Случайно обнаруженное в городе осенью 2001 года захоронение нескольких тысяч наполеоновских солдат (большинство из которых были не французы, а поляки, венгры, голландцы, итальянцы, испанцы) снова вернуло нас к истории противостояния двух империй (российской и французской) и вновь сделало современным вопрос о статусе Вильнюса как ворот в Европу и/или из Европы. Таким образом вильнюсские мертвые участвуют в современной истории города и, более того, меняют ее содержание. По точному определению автора, «мертвые Вильнюса оказываются исторически противоречивыми и представляют собой географическую проблему, поскольку — в прямом и переносном смысле — они дробят и разделяют город на различные идентичности и судьбы». Особенно это касается старого еврейского и польского кладбищ. На первом из них некогда находилась могила Виленского гаона, Элияха бен Шломо Залмана (1720—1797), во многом благодаря праведности и благочестию которого город получил название «Северного Иерусалима» и стал крупнейшим мировым центром еврейской культуры. Закрытое и сровненное с землей еще советской администрацией города еврейское кладбище, расположенное на берегу Няриса (Вилии) напротив башни Гедимина, стало местом строительства престижных домов и заново подняло вопрос о геноциде 1940-х годов и памяти о нем: «<...> стремясь нажиться на растущем рынке недвижимости, новая вильнюсская власть превратила мертвых горожан в чужестранцев, вечных усопших, вечных посмертных странников, утративших право на покой в олам ха-ба, будущем мире. И все же после долгих международных переговоров и картографических споров разорванный и неопределенный контур кладбища ожил в Вильнюсе в виде (искусственной) лужайки. Выровненный и засеянный травой, скелет незваного прошлого перевоплотился в топографическое воспоминание: опустевший по ту сторону край, приют смерти, лишенный исторических корней, камней памяти и указателей вечности. Степь посреди города — душа еврейской Вильны».

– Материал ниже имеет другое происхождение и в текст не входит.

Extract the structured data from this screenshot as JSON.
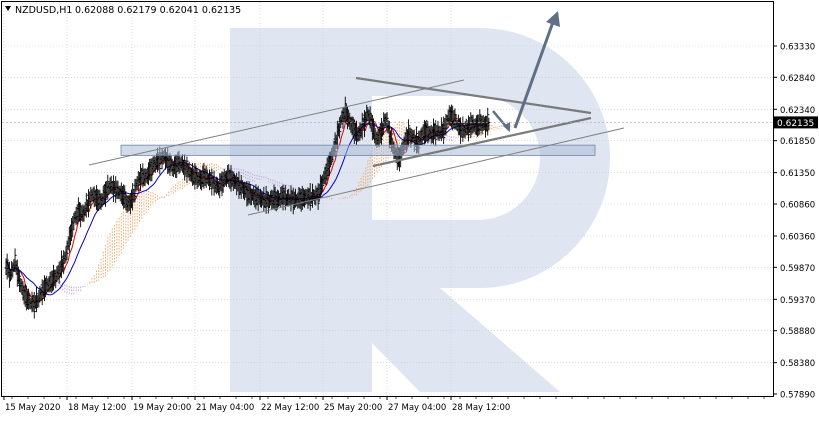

Польский Вильно имеет свои места поклонения, одно из которых — могила матери маршала Юзефа Пилсудского на маленьком военном кладбище Роса, где в 1936 году было захоронено сердце этого gente Lithuanus, natione Polonus (по происхождению литовца, по национальности поляка — лат.), — человека, который, по словам Чеслава Милоша, был скорее поэтом, чем политиком, но поэтом, использующим вместо чернил кровь.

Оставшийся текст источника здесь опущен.